One of the biggest changes will be to transfer a large number of jobs from classic businesses, ones that sell products at a profit, to what we can call the “civil society organizations”. This is because of the environmental implications of increased economic growth – in the decades and centuries ahead, we will need to develop a different idea about our economies, one that is more sustainable and that takes the needs of hu­man beings more into account too. It willprobably mean that we have lower economic growth in the classic sense (measured by gross domestic product – GDP) and that will mean that there are fewer jobs in this sector too. But we all know that there are many, many needs in our societies that are left unsatisfied and the state cannot, or can no longer, provide for them. We will need to de­velop new kinds of social business (that are eco­nomically sustainable – meaning that while they do not make a profit, they also do not need fund-raising because they generate enough income to cover their needs) and re-launch the old kinds, like the cooperatives that are still very important in Italy and the US. An interesting book to read on this question is the one by Muhammed Yunus, who received the Nobel Peace Prize a few years ago, entitled “A World Without Poverty”. But we shouldn’t forget that the Church has been cre­ating social businesses for centuries all over the place, especially in Italy and some parts of South America.
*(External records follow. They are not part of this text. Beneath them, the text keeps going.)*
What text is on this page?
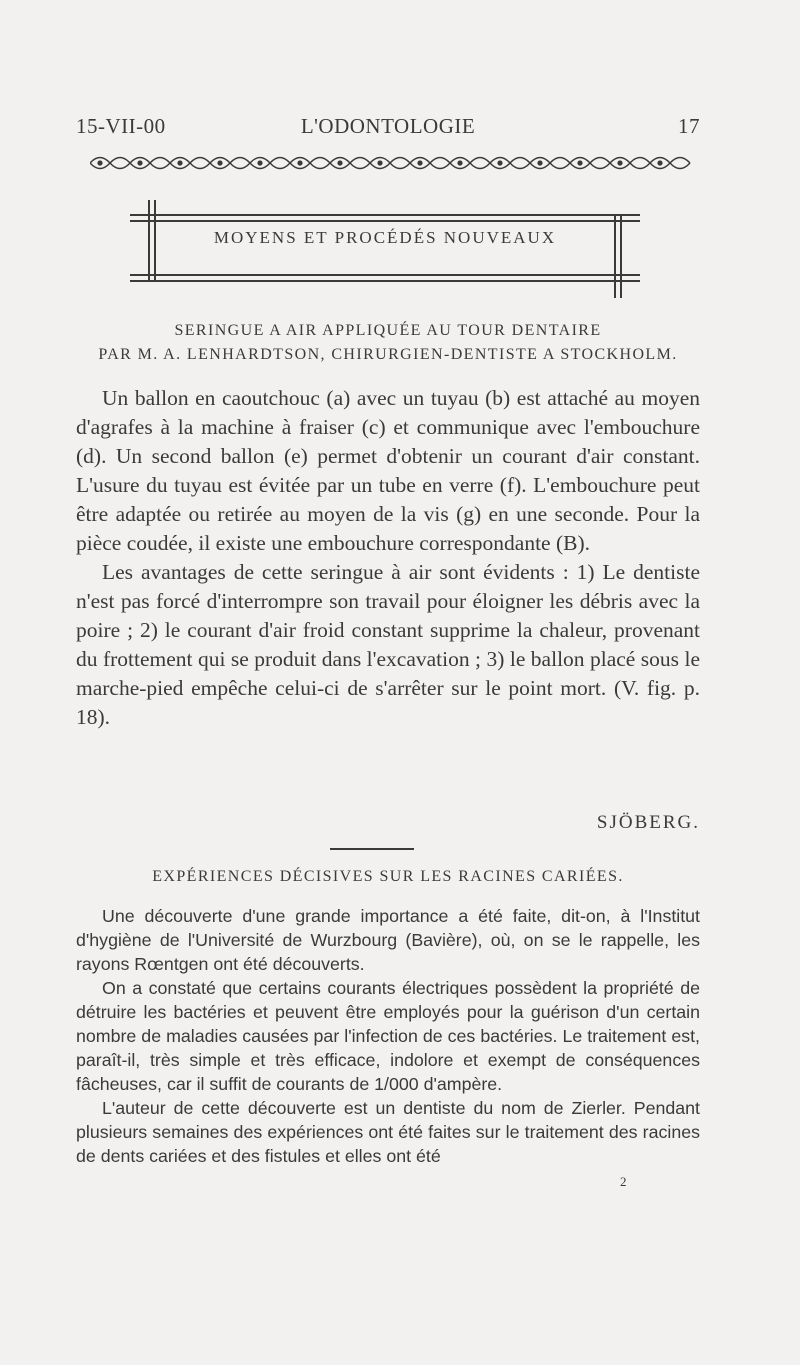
15-VII-00	L'ODONTOLOGIE	17
MOYENS ET PROCÉDÉS NOUVEAUX
SERINGUE A AIR APPLIQUÉE AU TOUR DENTAIRE
PAR M. A. LENHARDTSON, CHIRURGIEN-DENTISTE A STOCKHOLM.

Un ballon en caoutchouc (a) avec un tuyau (b) est attaché au moyen d'agrafes à la machine à fraiser (c) et communique avec l'embouchure (d). Un second ballon (e) permet d'obtenir un courant d'air constant. L'usure du tuyau est évitée par un tube en verre (f). L'embouchure peut être adaptée ou retirée au moyen de la vis (g) en une seconde. Pour la pièce coudée, il existe une embouchure correspondante (B).

Les avantages de cette seringue à air sont évidents : 1) Le dentiste n'est pas forcé d'interrompre son travail pour éloigner les débris avec la poire ; 2) le courant d'air froid constant supprime la chaleur, provenant du frottement qui se produit dans l'excavation ; 3) le ballon placé sous le marche-pied empêche celui-ci de s'arrêter sur le point mort. (V. fig. p. 18).

SJÖBERG.
EXPÉRIENCES DÉCISIVES SUR LES RACINES CARIÉES.

Une découverte d'une grande importance a été faite, dit-on, à l'Institut d'hygiène de l'Université de Wurzbourg (Bavière), où, on se le rappelle, les rayons Rœntgen ont été découverts.

On a constaté que certains courants électriques possèdent la propriété de détruire les bactéries et peuvent être employés pour la guérison d'un certain nombre de maladies causées par l'infection de ces bactéries. Le traitement est, paraît-il, très simple et très efficace, indolore et exempt de conséquences fâcheuses, car il suffit de courants de 1/000 d'ampère.

L'auteur de cette découverte est un dentiste du nom de Zierler. Pendant plusieurs semaines des expériences ont été faites sur le traitement des racines de dents cariées et des fistules et elles ont été

2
How can we transform this crisis into an oc­casion for a new reading of the poverty vow and our relationship with money?

I think a good way of starting is to follow the method devised by the Joseph Cardijn, the founder of the Young Christian Workers: “see, judge, act”. Each Sister finds herself in a very specific set of circumstances. If you are in the Bronx, or Baghdad, or Bangkok, you are going to have very different experiences of the crisis. The experience we have of this crisis sets the param­eters for how much we can use it to deepen our appreciation of the vow of poverty and our rela­tionship with money. We need to see, to judge and to act in the way that is appropriate to our specific situation.

One of the challenges for the future of con­gregations is possessing very costly build­ings which, perhaps, we do not succeed in converting in a different manner: what are your thoughts about this?

One thing that all the congregations can all do is to share examples of “best practice”, i.e. how a particular building or institution has been dealt with by a congregation when the experience has been positive and successful. Another thing is to get expert advice; I don’t mean here the standard experts like architects or investment advisors, but new kinds of professionals, like consultancies that help social enterprises set up, think tanks that promote civil society organisations, chari­table foundations with expert staff who have a lot of experience in finding new uses for build­ings, land and other assets for the spread of the Gospel and the service of the poor. We need to create shared databases of good contacts to help us with the difficult task of managing change for our good and the good of those we serve.